A recent trip to South America enabled me to meet the only (!!!!) other Colombian food blogger I know – Julian from Historias del Ciervo. We’d been instagram friends for a few years during which I gleefully watched his following grow exponentially and rejoiced when he was nominated for the Saveur Blog Awards in 2016. He is – to date, as far as I’m aware – the only South American blogger EVER to be nominated by Saveur. Can you imagine how inspiring that is? HUGELY!
It was lovely we had a chance to hang out during my travels and I was utterly grateful that Julian made time for me and my family, advising us on where in Medellin we should go during our short pit stop there. Needless to say we also spent lots of time geeking out about blogging and photography, which was totally awesome.
I was delighted to be able to reciprocate the gesture and offer Julian advice on where to go and what to do when he came to London a few weeks ago. We also had enough time to hang out and create a recipe together and after some back and forth quickly decided on making these vegan pancakes with blood orange zest. SO GOOD! You can find his take on the day by clicking here. Do have a look because his photography skills are amazing!
Back to pancakes… This is my go-to, work-every-single-time, just-use-basic-corner-shop-ingredients pancake recipe, which I adapted from a recipe I found in Gena Hamshaw’s book VEGAN. Making 1/3 of the batter green with matcha power and 1/3 of the batter brown with cacao powder is LOVELY, but totally optional, so no worries if you don’t have either to hand. So hope you enjoy these as much as Julian and I did…
- 2¼ cups/530 ml plant-based milk (we used almond milk)
- 1 tsp apple cider vinegar
- 3 tbs of melted coconut oil + more for frying
- zest of 1 blood orange
- 2 cups/250g plain white flour
- 2tbs golden caster sugar
- 1tbs baking powder
- ½ tsp salt
- 2 tbs cacao powder (optional)
- 1 tbs matcha powder (optional)
- Click the link above for the recipe.
- Place the wet ingredients (milk, apple cider vinegar, zest and melted coconut oil) in a large bowl. Set aside.
- In another large bowl mix together the flour, sugar, baking powder and salt. Mix well.
- Next combine the wet ingredients with the flour mixture until just combined. Divide the batter into 3 batches (about 1 cup each), placing each in a large enough bowl. Keep one batter mixture as is, add 2 tablespoons of cacao powder to the second batch and mix until combined. Add 1 tablespoon of matcha powder to the last batter stir until combined.
- Heat a small pancake pan (12cm) over a medium heat, add some coconut oil to the pan when it's hot. Then pour the plain pancake batter into the pan, using about 60ml of batter at a time. When bubbles form on top of the pancake and the bottom side looks golden brown, carefully flip the pancake over and brown the other side. Repeat until all the batter has been used. Then prepare the matcha batter in the same way and finally do the same with the chocolate batter.

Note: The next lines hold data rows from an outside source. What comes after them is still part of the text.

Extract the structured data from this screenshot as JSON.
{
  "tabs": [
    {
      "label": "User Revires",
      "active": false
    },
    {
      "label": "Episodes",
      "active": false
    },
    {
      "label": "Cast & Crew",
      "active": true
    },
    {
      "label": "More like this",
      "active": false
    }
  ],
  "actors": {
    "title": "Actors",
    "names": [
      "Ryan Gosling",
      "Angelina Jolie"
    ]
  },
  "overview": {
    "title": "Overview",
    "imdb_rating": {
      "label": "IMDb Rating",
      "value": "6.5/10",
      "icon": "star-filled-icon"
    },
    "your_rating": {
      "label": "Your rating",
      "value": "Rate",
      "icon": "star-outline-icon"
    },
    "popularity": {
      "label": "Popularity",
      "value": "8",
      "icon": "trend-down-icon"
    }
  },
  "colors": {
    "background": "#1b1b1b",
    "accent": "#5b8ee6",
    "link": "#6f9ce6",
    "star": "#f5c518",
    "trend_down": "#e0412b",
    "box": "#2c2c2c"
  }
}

- As the pancakes are cooking, place the blood orange juice together with the sugar in a small pan. Over a low to medium heat reduce the juice until it has the consistency of a syrup, stiring throughout - this took us about 10 minutes or so. Set aside.
- Once the pancakes are done, serve immediately and top with the blood orange syrup. DELICIOUS! Enjoy!
Tip 2: To keep this nut free, please use soya milk or a seed milk instead of the almond milk.